Secure Social Media Accounts: UK Checklist
Secure social accounts by tightening privacy settings, enabling 2-step verification, and using unique passwords so one breach doesn't cascade into total account takeover.
Social accounts are frequently targeted for takeover and impersonation, amplifying harm through scams sent to your contacts and reputation damage. This guide is for UK users who rely on platforms for messaging, business pages, and community groups. It provides a short hardening checklist plus an incident plan aligned with NCSC recovery guidance.
Immediate hardening checklist
- Use a unique password and enable 2-step verification.
- Review recovery settings (email, phone) and remove weak options.
- Check active sessions and log out unfamiliar devices.
The takeover risk in plain English
Criminals compromise social accounts to impersonate you, send scams to your contacts, access linked accounts (e.g. "login with Facebook"), or damage your reputation. NCSC social media guidance emphasises managing security and privacy settings.
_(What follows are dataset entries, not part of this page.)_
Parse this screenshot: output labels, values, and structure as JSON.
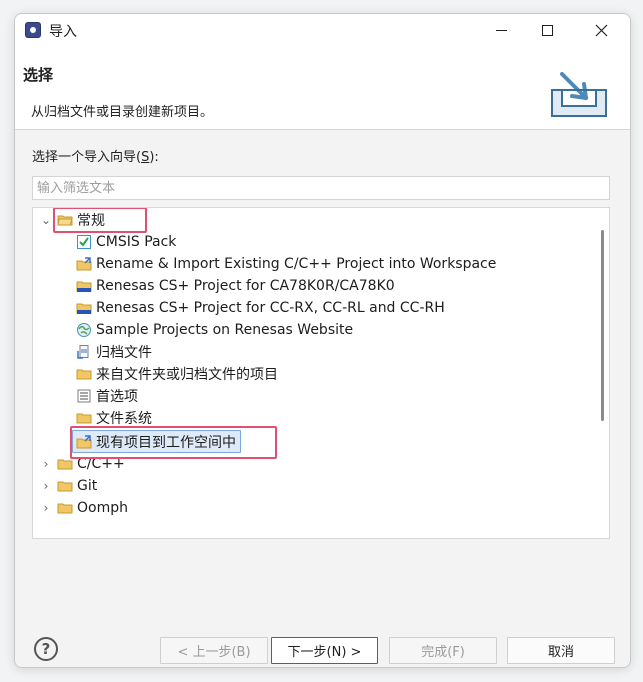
{
  "window": {
    "title": "导入"
  },
  "header": {
    "title": "选择",
    "description": "从归档文件或目录创建新项目。"
  },
  "wizard": {
    "label_prefix": "选择一个导入向导(",
    "label_hotkey": "S",
    "label_suffix": "):",
    "filter_placeholder": "输入筛选文本"
  },
  "tree": {
    "items": [
      {
        "label": "常规",
        "icon": "folder-open-icon"
      },
      {
        "label": "CMSIS Pack",
        "icon": "cmsis-check-icon"
      },
      {
        "label": "Rename & Import Existing C/C++ Project into Workspace",
        "icon": "rename-import-icon"
      },
      {
        "label": "Renesas CS+ Project for CA78K0R/CA78K0",
        "icon": "renesas-folder-icon"
      },
      {
        "label": "Renesas CS+ Project for CC-RX, CC-RL and CC-RH",
        "icon": "renesas-folder-icon"
      },
      {
        "label": "Sample Projects on Renesas Website",
        "icon": "globe-icon"
      },
      {
        "label": "归档文件",
        "icon": "archive-file-icon"
      },
      {
        "label": "来自文件夹或归档文件的项目",
        "icon": "folder-icon"
      },
      {
        "label": "首选项",
        "icon": "preferences-icon"
      },
      {
        "label": "文件系统",
        "icon": "folder-icon"
      },
      {
        "label": "现有项目到工作空间中",
        "icon": "workspace-project-icon"
      },
      {
        "label": "C/C++",
        "icon": "folder-icon"
      },
      {
        "label": "Git",
        "icon": "folder-icon"
      },
      {
        "label": "Oomph",
        "icon": "folder-icon"
      }
    ]
  },
  "footer": {
    "help": "?",
    "prev": "< 上一步(B)",
    "next": "下一步(N) >",
    "finish": "完成(F)",
    "cancel": "取消"
  },
  "colors": {
    "highlight": "#e34f71",
    "selected_bg": "#dfeaf9",
    "selected_border": "#7ea7db",
    "folder": "#e9b84f"
  }
}
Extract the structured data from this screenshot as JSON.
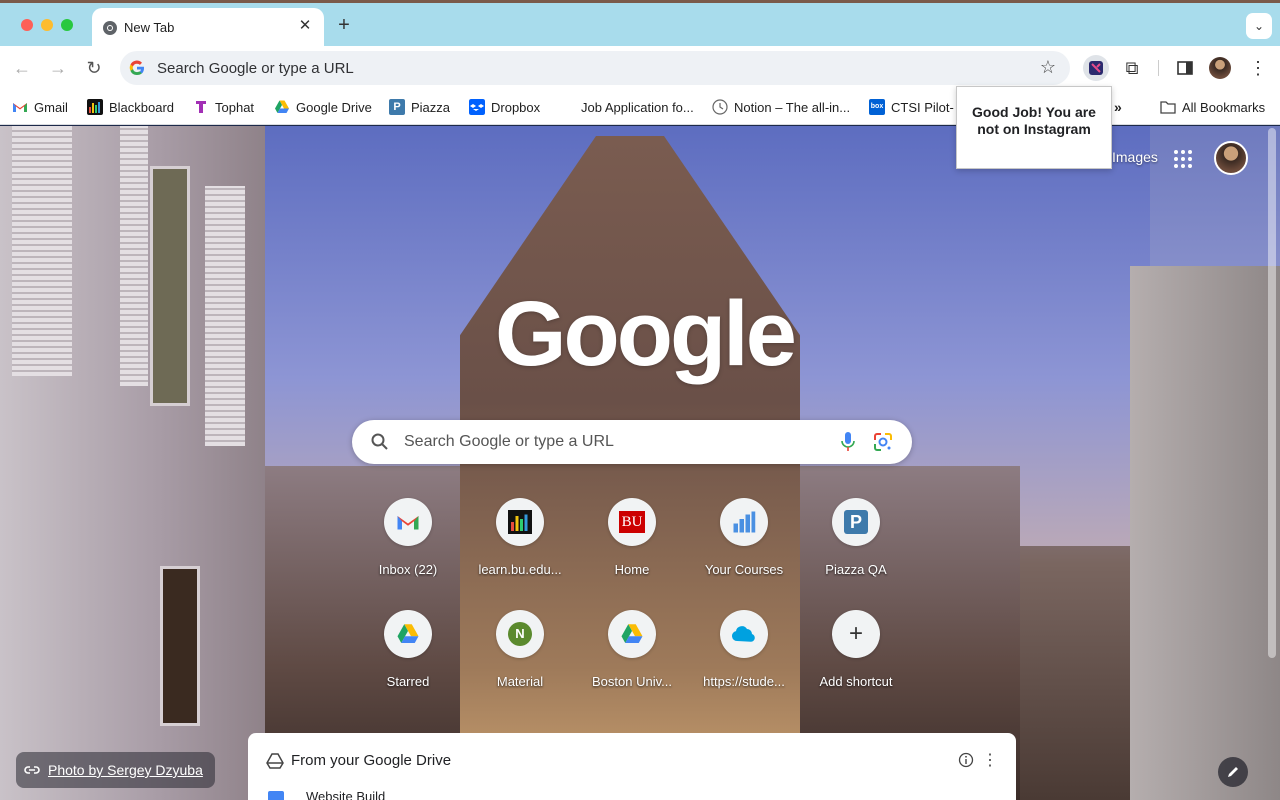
{
  "window": {
    "controls": [
      "close",
      "minimize",
      "maximize"
    ]
  },
  "tab": {
    "title": "New Tab",
    "close_icon": "close-icon"
  },
  "toolbar": {
    "omnibox_placeholder": "Search Google or type a URL"
  },
  "bookmarks": [
    {
      "label": "Gmail",
      "icon": "gmail-icon"
    },
    {
      "label": "Blackboard",
      "icon": "blackboard-icon"
    },
    {
      "label": "Tophat",
      "icon": "tophat-icon"
    },
    {
      "label": "Google Drive",
      "icon": "drive-icon"
    },
    {
      "label": "Piazza",
      "icon": "piazza-icon"
    },
    {
      "label": "Dropbox",
      "icon": "dropbox-icon"
    },
    {
      "label": "Job Application fo...",
      "icon": "blank-icon"
    },
    {
      "label": "Notion – The all-in...",
      "icon": "notion-icon"
    },
    {
      "label": "CTSI Pilot-",
      "icon": "box-icon"
    }
  ],
  "bookmarks_all": "All Bookmarks",
  "popup": {
    "text": "Good Job! You are not on Instagram"
  },
  "ntp": {
    "images_link": "Images",
    "logo": "Google",
    "search_placeholder": "Search Google or type a URL",
    "shortcuts": [
      {
        "label": "Inbox (22)",
        "icon": "gmail-icon"
      },
      {
        "label": "learn.bu.edu...",
        "icon": "blackboard-icon"
      },
      {
        "label": "Home",
        "icon": "bu-icon",
        "text": "BU"
      },
      {
        "label": "Your Courses",
        "icon": "bar-chart-icon"
      },
      {
        "label": "Piazza QA",
        "icon": "piazza-icon",
        "text": "P"
      },
      {
        "label": "Starred",
        "icon": "drive-icon"
      },
      {
        "label": "Material",
        "icon": "letter-n-icon",
        "text": "N"
      },
      {
        "label": "Boston Univ...",
        "icon": "drive-icon"
      },
      {
        "label": "https://stude...",
        "icon": "salesforce-icon"
      },
      {
        "label": "Add shortcut",
        "icon": "plus-icon"
      }
    ],
    "drive": {
      "title": "From your Google Drive",
      "files": [
        "Website Build"
      ]
    },
    "credit": "Photo by Sergey Dzyuba"
  }
}
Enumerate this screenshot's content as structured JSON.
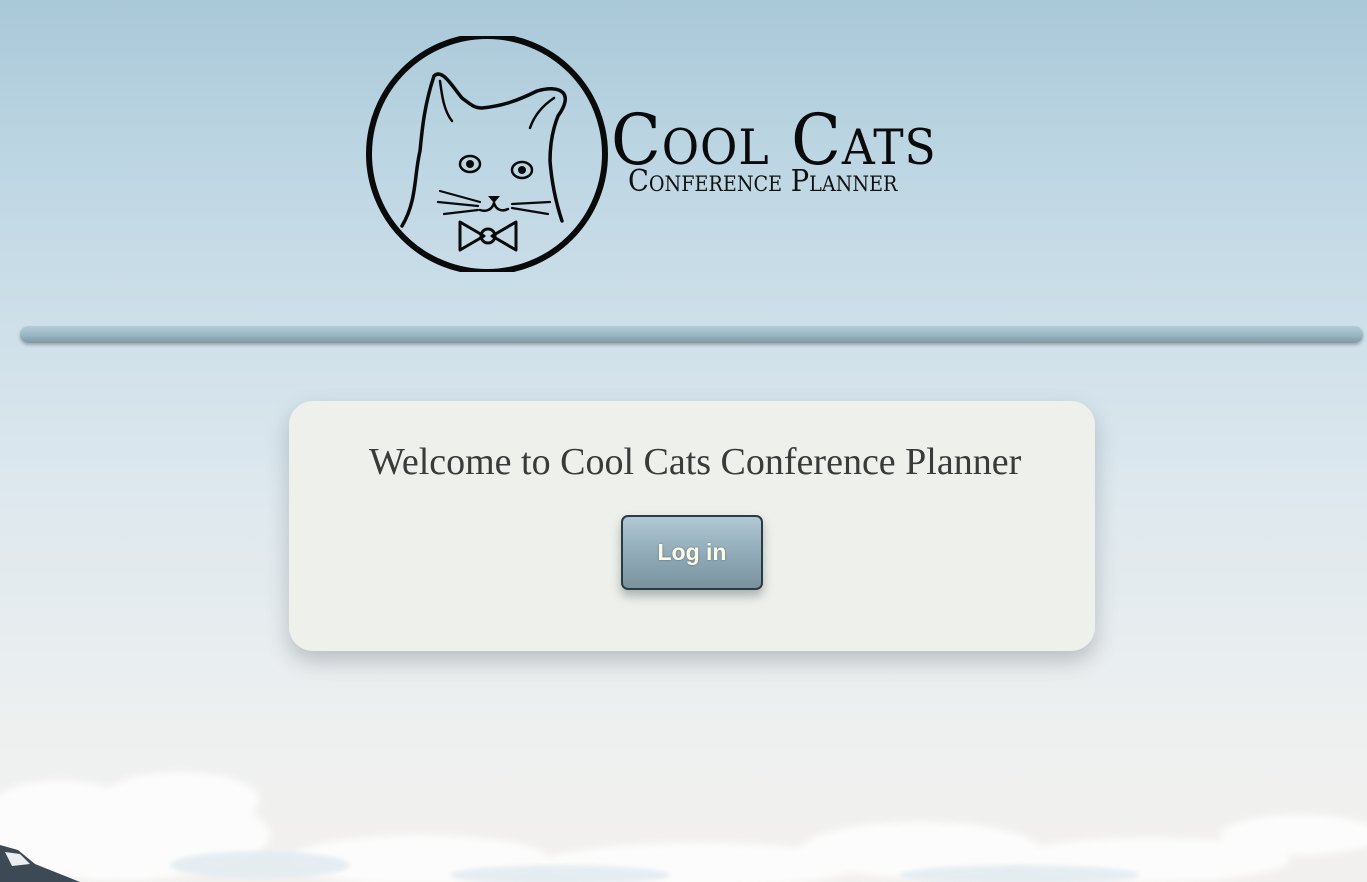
{
  "brand": {
    "title": "Cool Cats",
    "subtitle": "Conference Planner"
  },
  "card": {
    "welcome_text": "Welcome to Cool Cats Conference Planner",
    "login_label": "Log in"
  },
  "colors": {
    "card_background": "#eef0eb",
    "button_gradient_top": "#b0c8d4",
    "button_gradient_bottom": "#7a929e",
    "button_text": "#fdfbe6",
    "divider": "#9cb8c6"
  },
  "icons": {
    "logo": "cat-with-bowtie-logo"
  }
}
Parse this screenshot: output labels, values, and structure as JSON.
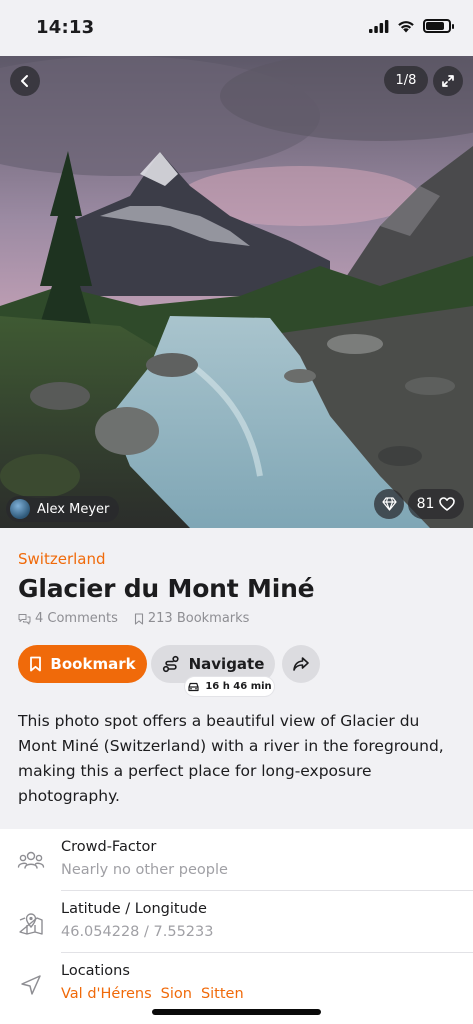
{
  "status_bar": {
    "time": "14:13"
  },
  "photo": {
    "counter": "1/8",
    "author": "Alex Meyer",
    "likes": "81"
  },
  "spot": {
    "country": "Switzerland",
    "title": "Glacier du Mont Miné",
    "comments": "4 Comments",
    "bookmarks": "213 Bookmarks"
  },
  "actions": {
    "bookmark_label": "Bookmark",
    "navigate_label": "Navigate",
    "drive_time": "16 h 46 min"
  },
  "description": "This photo spot offers a beautiful view of Glacier du Mont Miné (Switzerland) with a river in the foreground, making this a perfect place for long-exposure photography.",
  "details": {
    "crowd": {
      "label": "Crowd-Factor",
      "value": "Nearly no other people"
    },
    "coords": {
      "label": "Latitude / Longitude",
      "value": "46.054228 / 7.55233"
    },
    "locations": {
      "label": "Locations",
      "items": [
        "Val d'Hérens",
        "Sion",
        "Sitten"
      ]
    }
  },
  "colors": {
    "accent": "#f06a0a",
    "background": "#f1f1f4"
  },
  "icons": [
    "back-arrow-icon",
    "expand-icon",
    "gem-icon",
    "heart-icon",
    "comment-icon",
    "bookmark-icon",
    "route-icon",
    "car-icon",
    "share-icon",
    "people-icon",
    "map-pin-icon",
    "navigation-arrow-icon"
  ]
}
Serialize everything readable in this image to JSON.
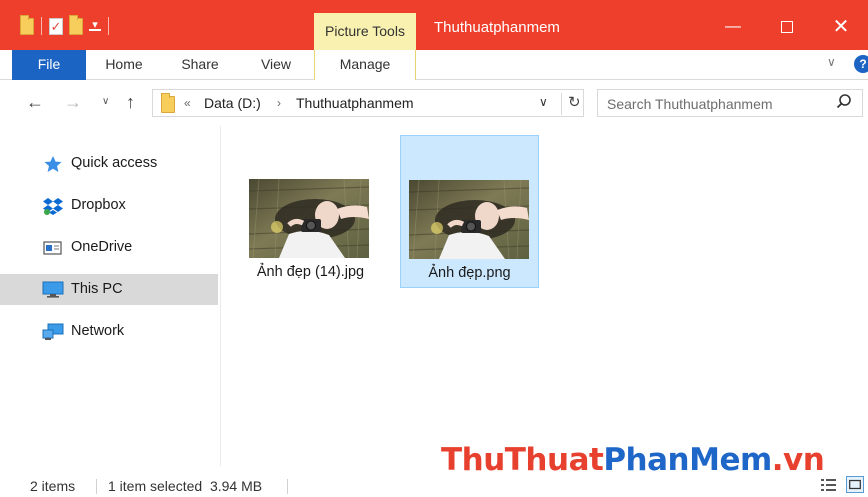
{
  "window": {
    "title": "Thuthuatphanmem",
    "context_group": "Picture Tools",
    "minimize": "—",
    "close": "✕"
  },
  "ribbon": {
    "tabs": [
      "File",
      "Home",
      "Share",
      "View",
      "Manage"
    ],
    "collapse_glyph": "∨",
    "help_glyph": "?"
  },
  "navigation": {
    "back": "←",
    "forward": "→",
    "recent": "∨",
    "up": "↑"
  },
  "address": {
    "overflow": "«",
    "separator": "›",
    "crumbs": [
      "Data (D:)",
      "Thuthuatphanmem"
    ],
    "dropdown": "∨",
    "refresh": "↻"
  },
  "search": {
    "placeholder": "Search Thuthuatphanmem"
  },
  "sidebar": {
    "items": [
      {
        "label": "Quick access",
        "icon": "star-icon"
      },
      {
        "label": "Dropbox",
        "icon": "dropbox-icon"
      },
      {
        "label": "OneDrive",
        "icon": "onedrive-icon"
      },
      {
        "label": "This PC",
        "icon": "computer-icon",
        "selected": true
      },
      {
        "label": "Network",
        "icon": "network-icon"
      }
    ]
  },
  "files": [
    {
      "name": "Ảnh đẹp (14).jpg",
      "selected": false
    },
    {
      "name": "Ảnh đẹp.png",
      "selected": true
    }
  ],
  "status": {
    "count": "2 items",
    "selection": "1 item selected  3.94 MB"
  },
  "watermark": {
    "part1": "ThuThuat",
    "part2": "PhanMem",
    "part3": ".vn"
  },
  "colors": {
    "titlebar": "#ed3f2c",
    "file_tab": "#1b64c4",
    "context_tab": "#f9f1b0",
    "selection": "#cce8ff",
    "nav_selected": "#d9d9d9",
    "watermark_red": "#e8402e",
    "watermark_blue": "#1e66c7"
  }
}
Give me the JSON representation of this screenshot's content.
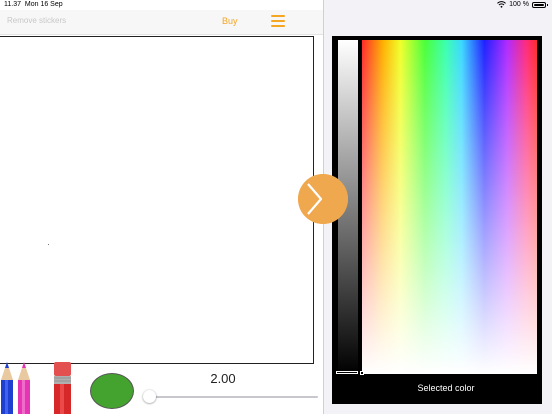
{
  "status_bar": {
    "time": "11.37",
    "date": "Mon 16 Sep",
    "battery": "100 %"
  },
  "nav": {
    "remove_stickers": "Remove stickers",
    "buy": "Buy"
  },
  "toolbar": {
    "brush_size": "2.00",
    "brush_size_slider": 0.0,
    "selected_color": "#44a32f",
    "pencil_colors": [
      "#1e3fd0",
      "#e534b4"
    ]
  },
  "picker": {
    "selected_color_label": "Selected color"
  },
  "colors": {
    "accent": "#f5a623",
    "toggle_tab": "#f0a84e"
  }
}
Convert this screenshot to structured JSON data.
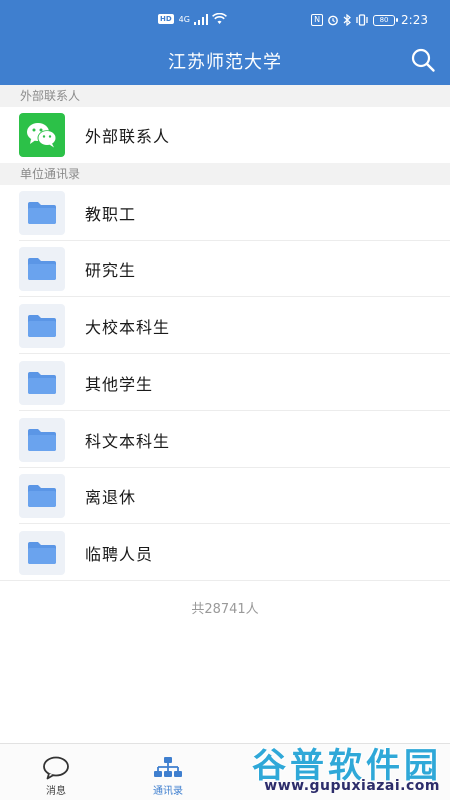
{
  "status_bar": {
    "hd_badge": "HD",
    "network": "4G",
    "nfc_badge": "N",
    "battery": "80",
    "time": "2:23"
  },
  "header": {
    "title": "江苏师范大学",
    "search_icon": "search-icon"
  },
  "sections": {
    "external": {
      "label": "外部联系人",
      "items": [
        {
          "label": "外部联系人",
          "icon": "wechat-icon"
        }
      ]
    },
    "directory": {
      "label": "单位通讯录",
      "items": [
        {
          "label": "教职工",
          "icon": "folder-icon"
        },
        {
          "label": "研究生",
          "icon": "folder-icon"
        },
        {
          "label": "大校本科生",
          "icon": "folder-icon"
        },
        {
          "label": "其他学生",
          "icon": "folder-icon"
        },
        {
          "label": "科文本科生",
          "icon": "folder-icon"
        },
        {
          "label": "离退休",
          "icon": "folder-icon"
        },
        {
          "label": "临聘人员",
          "icon": "folder-icon"
        }
      ]
    }
  },
  "total_count": "共28741人",
  "tabbar": {
    "tabs": [
      {
        "label": "消息",
        "icon": "chat-bubble-icon",
        "active": false
      },
      {
        "label": "通讯录",
        "icon": "org-chart-icon",
        "active": true
      }
    ]
  },
  "colors": {
    "header": "#3f7fcf",
    "wechat": "#2cc148",
    "folder": "#5b96e6",
    "active_tab": "#3f7fcf"
  },
  "watermark": {
    "main": "谷普软件园",
    "url": "www.gupuxiazai.com"
  }
}
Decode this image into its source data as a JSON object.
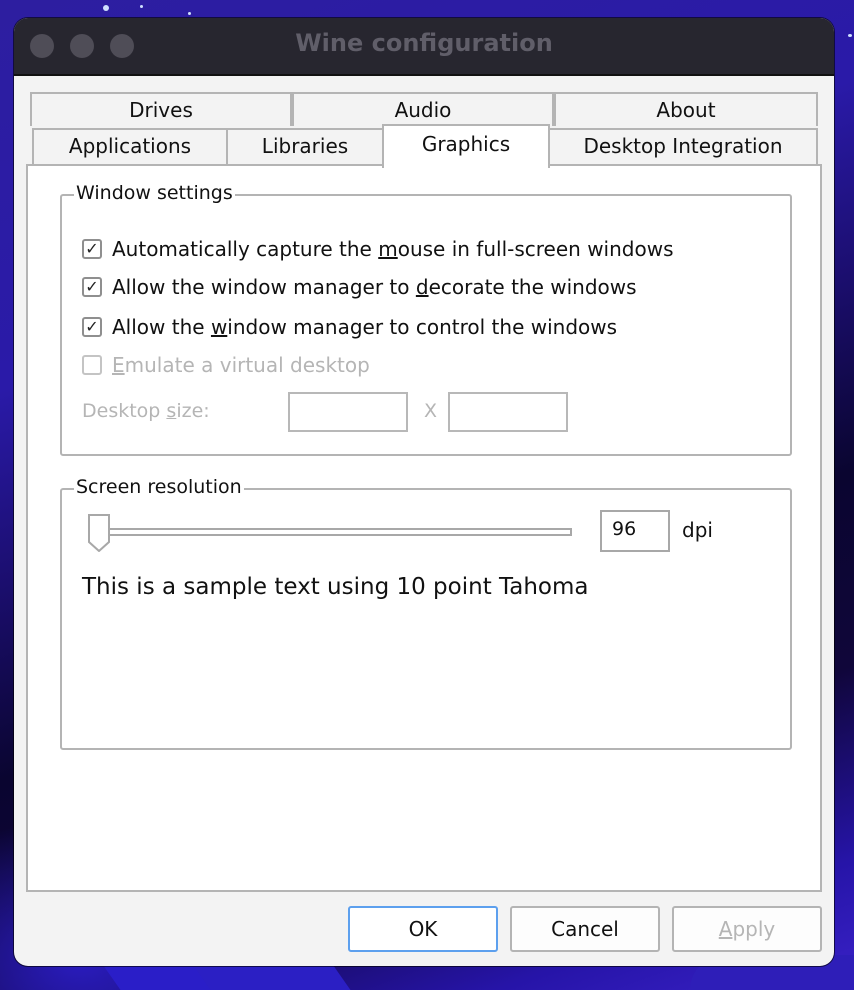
{
  "window": {
    "title": "Wine configuration"
  },
  "tabs": {
    "row_back": [
      {
        "label": "Drives"
      },
      {
        "label": "Audio"
      },
      {
        "label": "About"
      }
    ],
    "row_front": [
      {
        "label": "Applications"
      },
      {
        "label": "Libraries"
      },
      {
        "label": "Graphics",
        "active": true
      },
      {
        "label": "Desktop Integration"
      }
    ]
  },
  "window_settings": {
    "group_label": "Window settings",
    "options": [
      {
        "pre": "Automatically capture the ",
        "mnemonic": "m",
        "post": "ouse in full-screen windows",
        "checked": true,
        "enabled": true
      },
      {
        "pre": "Allow the window manager to ",
        "mnemonic": "d",
        "post": "ecorate the windows",
        "checked": true,
        "enabled": true
      },
      {
        "pre": "Allow the ",
        "mnemonic": "w",
        "post": "indow manager to control the windows",
        "checked": true,
        "enabled": true
      },
      {
        "pre": "",
        "mnemonic": "E",
        "post": "mulate a virtual desktop",
        "checked": false,
        "enabled": false
      }
    ],
    "desktop_size": {
      "label_pre": "Desktop ",
      "label_mnemonic": "s",
      "label_post": "ize:",
      "separator": "X",
      "width_value": "",
      "height_value": "",
      "enabled": false
    }
  },
  "screen_resolution": {
    "group_label": "Screen resolution",
    "dpi_value": "96",
    "dpi_unit": "dpi",
    "slider_fraction": 0.0,
    "sample_text": "This is a sample text using 10 point Tahoma"
  },
  "buttons": {
    "ok": "OK",
    "cancel": "Cancel",
    "apply_mnemonic": "A",
    "apply_post": "pply",
    "apply_enabled": false
  },
  "icons": {
    "check": "✓"
  }
}
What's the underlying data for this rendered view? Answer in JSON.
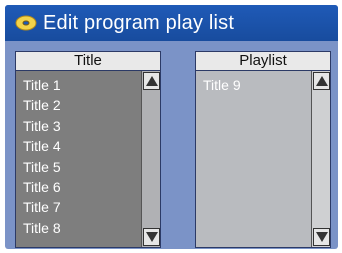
{
  "window": {
    "title": "Edit program play list",
    "icon": "disc-icon"
  },
  "panels": {
    "left": {
      "header": "Title",
      "items": [
        "Title 1",
        "Title 2",
        "Title 3",
        "Title 4",
        "Title 5",
        "Title 6",
        "Title 7",
        "Title 8"
      ]
    },
    "right": {
      "header": "Playlist",
      "items": [
        "Title 9"
      ]
    }
  },
  "icons": {
    "scroll_up": "scroll-up-arrow-icon",
    "scroll_down": "scroll-down-arrow-icon"
  },
  "colors": {
    "titlebar": "#1f5ab7",
    "background": "#7b93c7",
    "left_list_bg": "#7e7e7e",
    "right_list_bg": "#b9bbbf"
  }
}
Once an account is taken, harm spreads quickly because your friends and followers may trust messages that appear to come from you.
Immediate hardening checklist
- Unique password: Use a strong, unique password via a password manager—not one you use elsewhere.
- 2-step verification (2SV): NCSC 2SV guidance places 2-step verification in account security settings. Prefer app-based codes over SMS where possible (see SIM swap risks).
- Recovery settings: Ensure recovery email and phone are correct; remove options you no longer use.
- Session review: Check active sessions and log out any you don't recognise.
Privacy settings that also improve security
Tighten who can see your profile, contacts, and posts. Reducing doxxable data limits attack surface for social engineering. Restrict who can send you friend requests or message you.
If your social account is hacked
Follow the platform's recovery flow (usually via "forgot password" or account recovery). Use the NCSC recovering hacked accounts infographic for steps. Once back in, change the password, enable 2SV, revoke app access you don't recognise, and warn contacts to treat recent messages from you as suspicious.
Prevent re-hacking
Keep devices updated, remove suspicious third-party apps linked to the account, and enable stronger sign-in controls. See our credential stuffing guide for why unique passwords matter.
Frequently asked questions
- What's the single best improvement for social account security?
- Turn on 2-step verification and use a unique password.
- How can I tell if my account was hacked?
- Look for unusual logins, security setting changes, or messages you didn't send.
- What should I tell friends/followers after a takeover?
- Warn them to treat recent messages as suspicious and not to click links you sent while compromised.